Des jours que je n'ai pas oubliés
Santiago H. Amigorena

Folio
janvier 2014
192 p.  7,50 €
 
 
 
 La rédaction l'a lu

Chagrin d’amour

Il était écrivain, elle était comédienne, ils avaient deux jeunes enfants et vivaient à Paris. Un jour, elle lui a annoncé qu’elle aimait un autre homme.
Comment survivre à un tel aveu ?
Cela fait des années que Santiago H. Amigorena écrit sur le sentiment amoureux et sur le vide laissé par une rupture. Dans « La première défaite », paru en 2012, il observait, avec précision et empathie, l’homme jeune qu’il avait été et qui ne se remettait pas de la perte de son premier amour. Ici, la situation est pourtant bien différente. Notamment parce que le couple a deux enfants.
C’est moins un amour perdu que pleure Amigorena que la disparition soudaine de sa propre vie. Celle qu’il s’était forgée avec la mère de ses enfants, soit une famille, une ambiance, une philosophie, une plénitude et un avenir. Lorsqu’elle le quitte, c’est à tout cela qu’il faut renoncer. Et c’est sur cette différence-là qu’Amigorena réfléchit dans ce nouveau livre.
Surviennent alors d’autres réflexions sur la vie et le temps qui passe. Artistes et créateurs tous deux, leur rencontre laissait supposer qu’ils n’auraient pas une vie banale, dont ils ne voulaient d’ailleurs pour rien au monde, «notre voracité […] fait que la vie ne peut se limiter à une petite vie simple», explique-t-il.

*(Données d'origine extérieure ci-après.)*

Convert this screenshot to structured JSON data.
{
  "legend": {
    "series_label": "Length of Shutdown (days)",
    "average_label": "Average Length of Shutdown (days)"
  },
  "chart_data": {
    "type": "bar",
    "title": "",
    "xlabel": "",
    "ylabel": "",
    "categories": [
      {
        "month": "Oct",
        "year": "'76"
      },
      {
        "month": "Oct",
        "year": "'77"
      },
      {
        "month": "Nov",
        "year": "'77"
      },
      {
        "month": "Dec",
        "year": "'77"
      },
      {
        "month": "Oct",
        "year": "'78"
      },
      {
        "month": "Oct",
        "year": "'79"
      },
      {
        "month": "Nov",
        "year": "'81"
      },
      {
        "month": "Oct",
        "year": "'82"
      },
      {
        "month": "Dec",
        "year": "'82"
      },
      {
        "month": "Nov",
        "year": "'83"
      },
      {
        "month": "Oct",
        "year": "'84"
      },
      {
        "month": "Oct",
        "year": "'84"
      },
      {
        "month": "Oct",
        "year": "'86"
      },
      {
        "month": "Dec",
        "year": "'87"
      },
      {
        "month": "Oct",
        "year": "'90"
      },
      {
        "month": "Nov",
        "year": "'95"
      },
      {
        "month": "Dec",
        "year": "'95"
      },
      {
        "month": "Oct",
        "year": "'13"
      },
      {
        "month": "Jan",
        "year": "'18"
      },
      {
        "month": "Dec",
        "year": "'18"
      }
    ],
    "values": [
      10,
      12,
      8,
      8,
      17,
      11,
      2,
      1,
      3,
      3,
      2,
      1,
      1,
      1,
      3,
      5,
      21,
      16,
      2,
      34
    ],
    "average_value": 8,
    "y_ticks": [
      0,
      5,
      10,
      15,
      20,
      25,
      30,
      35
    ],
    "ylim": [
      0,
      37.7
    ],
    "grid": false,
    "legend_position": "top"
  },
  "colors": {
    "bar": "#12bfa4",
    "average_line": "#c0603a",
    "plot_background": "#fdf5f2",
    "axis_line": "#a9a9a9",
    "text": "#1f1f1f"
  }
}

Ils voulaient une vie qui les dépasse, en quelque sorte, par l’éternité de leurs créations mais aussi par l’ampleur de leurs projets, préoccupations et ambitions, tels ces dîners organisés chaque semaine avec des amis pour parler exclusivement de philosophie ou de politique, dîners qui, avec les naissances des enfants s’étaient « effilochés ». Son appétit à lui face à la vie avait peut-être vacillé, suppose le narrateur qui confie : « Je voudrais, et c’est peut-être impossible, vivre, avec toi, une vie furieuse, tournée vers la passion, tournée vers la création, et une vie calme, tournée vers les enfants ». Il réalise, forcément trop tard, qu’elle ne pouvait s’en contenter.
Dans un premier temps, il pense à sauter par la fenêtre avec ses enfants. Puis il se raisonne, part quelques jours en Italie, s’éloigne pour mieux réfléchir, mais aussi pour chercher des traces de leur passé. Jalousie, impuissance, colère, douleur et chagrin. Tout un nuancier de sentiments humains surgit sous la plume d’Amigorena. Ecorché vif, l’auteur se met à nu sans impudeur pourtant, et raconte aussi que, dans ce brouillard où il se trouve, seuls l’écriture et les livres peuvent l’éclairer.
Le texte est astucieusement rythmé par des passages à la première personne, où le narrateur s’adresse au présent à la femme qu’il aime dans une sorte de lettre ininterrompue et –on le devine- jamais envoyée, passages empreints de souffrance et d’un questionnement sans fin, entrecoupés de textes à la troisième personne et au passé, qui permettent l’analyse et la distanciation. Parfois, des fragments des « Lettres à Lou » d’Apollinaire, que le narrateur lit au cours de son voyage en Italie, résonnent comme un écho à son amour fou.